Credit bureaus sell “trigger leads,” whereby lenders buy lists of data on consumers who have credit characteristics that the lender wants to target. When consumers apply for loans and their credit runs out, their information can quickly be sold by credit bureaus to lenders looking to make unsolicited offers. Recent reports indicate that some lenders are making unsolicited phone calls to consumers and misleading who they are, putting consumers at risk for identity theft.

“My top priority is to protect Florida consumers and I am alarmed by a recent business model used by credit reporting agencies called ‘tripwires’ to sell consumers’ financial data to potential lenders without their consent. No not only does this create a market for unwanted telemarketing calls, but it also puts consumer data at risk and exposes personal financial information to fraud and identity theft.Florida consumers should beware of this practice and learn advice on how to prevent your data from being sold against their will to the highest bidder.Today I sent a letter to the Consumer Financial Protection Bureau and the three major credit reporting agencies expressing my serious concerns about this tactic commercial unscrupulousness and the potential it has to expose Florida consumers to fraud and scams. Identity theft and fraud can cripple your family’s finances for years, and as such, your data must be protected at all costs. As CFO, I will continue to fight to achieve this,” Patronis said.

The CFO offered three tips for consumers to protect your credit data:

1. Unsubscribe. Consumers can opt out of having their data sold to lenders when they have not initiated the transaction with the lender. To opt out, visit OptOutPrescreen.com or call 888-5-OPTOUT (888-567-8688).

2. Credit freeze. Consumers can freeze their credit; businesses that do not have a current relationship with the consumer will not be able to access the consumer’s credit data.

3. National Do Not Call Registry. To limit the number of solicitation phone calls you receive, sign up for the National Do Not Call Registry to stop receiving unwanted calls.

Also this week, Patronis wrote Rohit Choprathe director of the Consumer Financial Protection Bureau (CFPB), on this subject. The letter is below.

Dear Director Chopra:

I am writing to express my growing concern about consumer intelligence agencies selling sensitive consumer data to lenders through “triggers”. As Florida’s CFO, protecting Floridians from identity theft and other scams is extremely important to me. Accordingly, I urge the Consumer Financial Protection Bureau (CFPB) to put in place stricter safeguards regarding trigger leads; including, giving the consumer the ability to opt out of having their data sold by a credit bureau at the time the consumer applies for a loan.
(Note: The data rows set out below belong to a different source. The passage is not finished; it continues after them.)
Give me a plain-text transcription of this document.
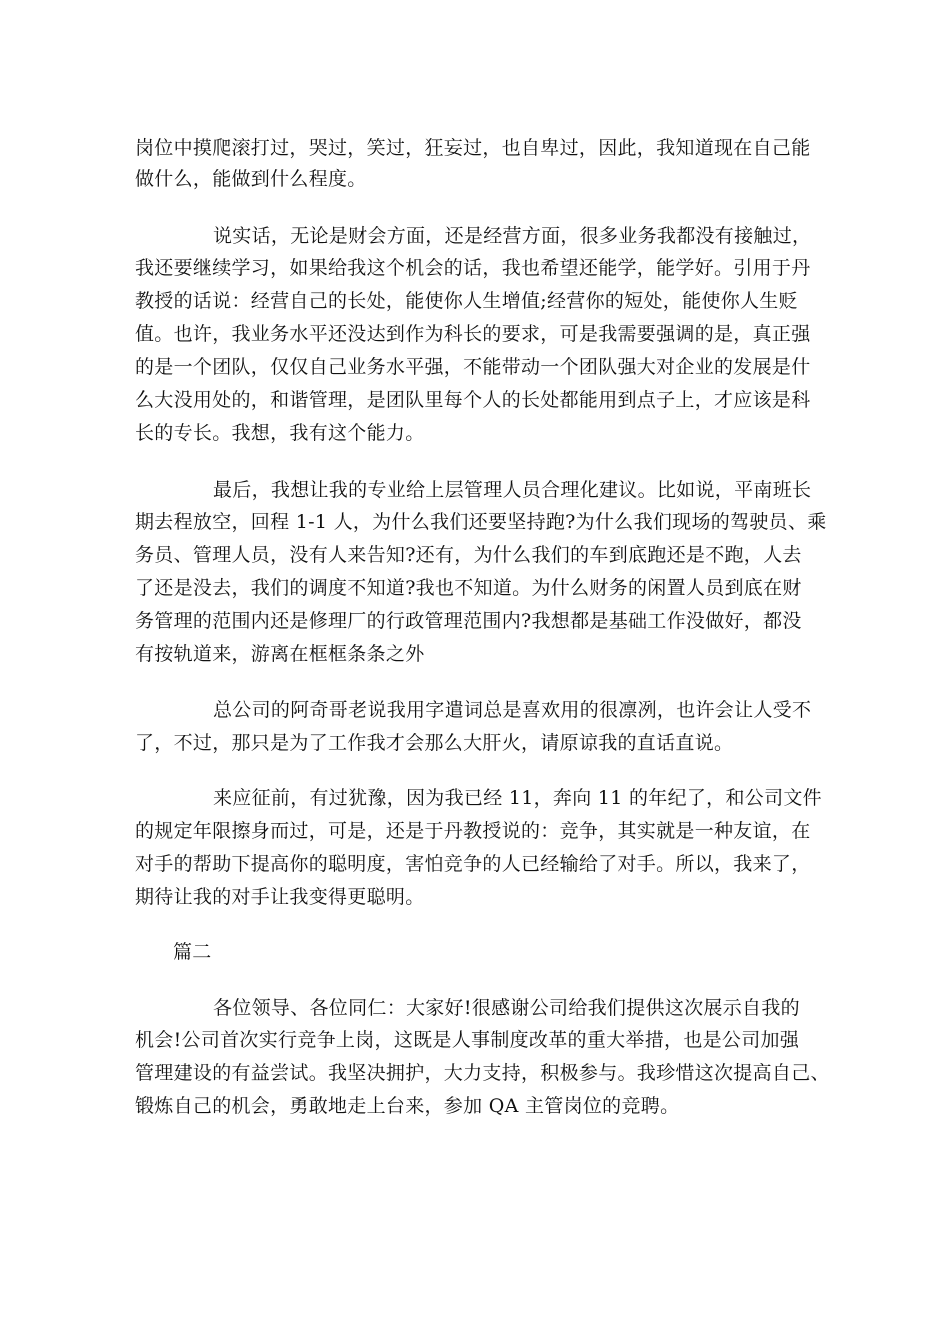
岗位中摸爬滚打过，哭过，笑过，狂妄过，也自卑过，因此，我知道现在自己能
做什么，能做到什么程度。
说实话，无论是财会方面，还是经营方面，很多业务我都没有接触过，
我还要继续学习，如果给我这个机会的话，我也希望还能学，能学好。引用于丹
教授的话说：经营自己的长处，能使你人生增值;经营你的短处，能使你人生贬
值。也许，我业务水平还没达到作为科长的要求，可是我需要强调的是，真正强
的是一个团队，仅仅自己业务水平强，不能带动一个团队强大对企业的发展是什
么大没用处的，和谐管理，是团队里每个人的长处都能用到点子上，才应该是科
长的专长。我想，我有这个能力。
最后，我想让我的专业给上层管理人员合理化建议。比如说，平南班长
期去程放空，回程 1-1 人，为什么我们还要坚持跑?为什么我们现场的驾驶员、乘
务员、管理人员，没有人来告知?还有，为什么我们的车到底跑还是不跑，人去
了还是没去，我们的调度不知道?我也不知道。为什么财务的闲置人员到底在财
务管理的范围内还是修理厂的行政管理范围内?我想都是基础工作没做好，都没
有按轨道来，游离在框框条条之外
总公司的阿奇哥老说我用字遣词总是喜欢用的很凛冽，也许会让人受不
了，不过，那只是为了工作我才会那么大肝火，请原谅我的直话直说。
来应征前，有过犹豫，因为我已经 11，奔向 11 的年纪了，和公司文件
的规定年限擦身而过，可是，还是于丹教授说的：竞争，其实就是一种友谊，在
对手的帮助下提高你的聪明度，害怕竞争的人已经输给了对手。所以，我来了，
期待让我的对手让我变得更聪明。
篇二
各位领导、各位同仁：大家好!很感谢公司给我们提供这次展示自我的
机会!公司首次实行竞争上岗，这既是人事制度改革的重大举措，也是公司加强
管理建设的有益尝试。我坚决拥护，大力支持，积极参与。我珍惜这次提高自己、
锻炼自己的机会，勇敢地走上台来，参加 QA 主管岗位的竞聘。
It has come to my attention that credit bureaus sell trigger leads, where lenders buy lists of data on consumers who have credit characteristics that the lender is targeting. When consumers apply for loans and their credit runs out, their information can quickly be sold by credit bureaus to lenders looking to make unsolicited offers. Although unfortunately this practice is currently legal, the trigger leads can be detrimental to consumers and even expose them to identity theft. A lender purchasing the consumer’s information could call the consumer and mislead them as to the identity of the caller and the reason for the call, giving the caller the opportunity to solicit information sensitive personal and financial consumer.

I understand that current law allows consumers to opt out of having their information used by lenders in connection with certain transactions. But, the current opt-out process requires the consumer to make every effort to notify the credit bureau that they do not want their information sold. At this point, it is likely that the consumer has already received an unsolicited communication from a lender. Rather than making consumers jump through hoops, they should be given the option to opt out when applying for a loan. Simply providing a checkbox on a loan application would create a much easier path for consumers to withdraw than requiring them to call a credit bureau or go to a withdrawal website.

While I’m sure the major credit bureaus Equifax, Experian and TransUnion would probably oppose my suggestion because it would be harder for them to profit from the sale of data, these credit bureaus need to start prioritizing protecting consumer data rather than making a profit. . With the dangers associated with trigger trails and increasingly sophisticated scammers, there’s no better time than now to give consumers more tools to protect their data.